At this stage of His ministry, Jesus found it very easy to draw a crowd, but most of those coming to Him were coming for the wrong reasons.  Some of them were sick, or brought friends or loved ones who were.  They came to get in on the healing power that flowed through Jesus.  Others were beset by demons, and knew that Jesus could free them.  Still others came out of curiosity or thrill-seeking; they wanted to see a miracle happen.

These people came from a vast area.  The people from Galilee were from the northern region of the country.  Those from Jerusalem and Judea were from the center part of the country.  Idumea was the extreme south.  But people also came from the predominantly gentile areas east of the Jordan, and from the far northern Mediterranean coastal towns of Tyre and Sidon in Phoenecia.  In other words, they came from pretty much everywhere!  Jesus sometimes used a boat to put a little distance between Him and those huge crowds that would press and crowd Him right into the water, trying to touch Him to receive healing.

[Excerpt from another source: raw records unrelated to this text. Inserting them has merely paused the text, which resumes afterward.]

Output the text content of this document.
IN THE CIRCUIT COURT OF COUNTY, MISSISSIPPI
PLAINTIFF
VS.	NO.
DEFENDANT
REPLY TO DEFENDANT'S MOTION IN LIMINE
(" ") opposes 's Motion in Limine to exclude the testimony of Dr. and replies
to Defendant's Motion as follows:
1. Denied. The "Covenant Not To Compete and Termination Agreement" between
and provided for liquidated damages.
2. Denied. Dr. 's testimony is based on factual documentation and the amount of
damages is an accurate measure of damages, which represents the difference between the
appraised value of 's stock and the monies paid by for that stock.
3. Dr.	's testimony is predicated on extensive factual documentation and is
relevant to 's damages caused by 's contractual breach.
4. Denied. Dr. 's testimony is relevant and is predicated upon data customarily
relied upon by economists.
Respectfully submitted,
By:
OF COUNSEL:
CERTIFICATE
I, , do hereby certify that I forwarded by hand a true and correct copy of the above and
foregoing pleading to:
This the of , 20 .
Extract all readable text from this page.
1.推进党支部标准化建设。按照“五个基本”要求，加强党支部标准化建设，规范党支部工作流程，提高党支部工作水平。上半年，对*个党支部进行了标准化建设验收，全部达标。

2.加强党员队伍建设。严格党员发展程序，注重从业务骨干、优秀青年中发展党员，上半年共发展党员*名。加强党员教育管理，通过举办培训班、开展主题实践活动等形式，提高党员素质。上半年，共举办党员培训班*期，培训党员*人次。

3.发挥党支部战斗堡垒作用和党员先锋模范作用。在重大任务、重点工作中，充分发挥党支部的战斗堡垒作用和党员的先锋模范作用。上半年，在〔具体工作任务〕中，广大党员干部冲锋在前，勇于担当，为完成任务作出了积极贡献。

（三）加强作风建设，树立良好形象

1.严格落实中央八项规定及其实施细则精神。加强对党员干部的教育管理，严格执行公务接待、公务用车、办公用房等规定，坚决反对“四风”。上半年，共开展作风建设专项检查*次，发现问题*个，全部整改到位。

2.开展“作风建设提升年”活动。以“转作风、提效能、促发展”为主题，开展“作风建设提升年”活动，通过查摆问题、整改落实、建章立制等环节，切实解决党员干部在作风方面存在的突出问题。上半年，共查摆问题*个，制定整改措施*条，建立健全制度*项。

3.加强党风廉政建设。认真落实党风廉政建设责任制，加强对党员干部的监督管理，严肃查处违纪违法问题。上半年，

Of course, Jesus did heal the people.  He did free those beset by demons.  His demonstration of the reality of God’s kingdom was vitally important.  But He also taught them from the shore and from the boat about God’s reality, His kingdom, and His longing for a relationship with the people He had created.  Without the clear teaching, those people whom He had made whole, would simply go back and continue to live the same kinds of lives apart from God that they had been living, and would end up in a worse place later.  So Jesus healed and He taught.  He freed and He taught.  And he urged the people to turn to God with all of their hearts so that their wholeness, their freedom, could be permanent.

Sometimes when Jesus was casting out demons they would yell out, “You are the son of God” before they left.  That was a fact, but Jesus would shut them up with a word.  It wasn’t that Jesus was afraid of them, or ashamed of who He was.  But the people were not ready for this truth yet.  They still had much to learn about the God who loved them and who wanted to save them.  They still needed to understand who they were in relationship with God before they would be willing to see who Jesus was in relationship to God.  All of that would come out, but Jesus knew that, for it to be effective, it needed to come out at the right time.

Father, we are so privileged to know so much more about You and Your kingdom than the people of Jesus’ day!  But even knowing who He really is, even having experienced His redeeming power and His presence in our lives, it is still tempting to come to Him with our wants and needs in front; to crowd in on Him for a touch, and then not to stay close and quiet enough to learn from Him.  Even the demons fell at His feet and recognized Him as Your Son.  We should not do less any time we come.  Help us, Lord.  Amen.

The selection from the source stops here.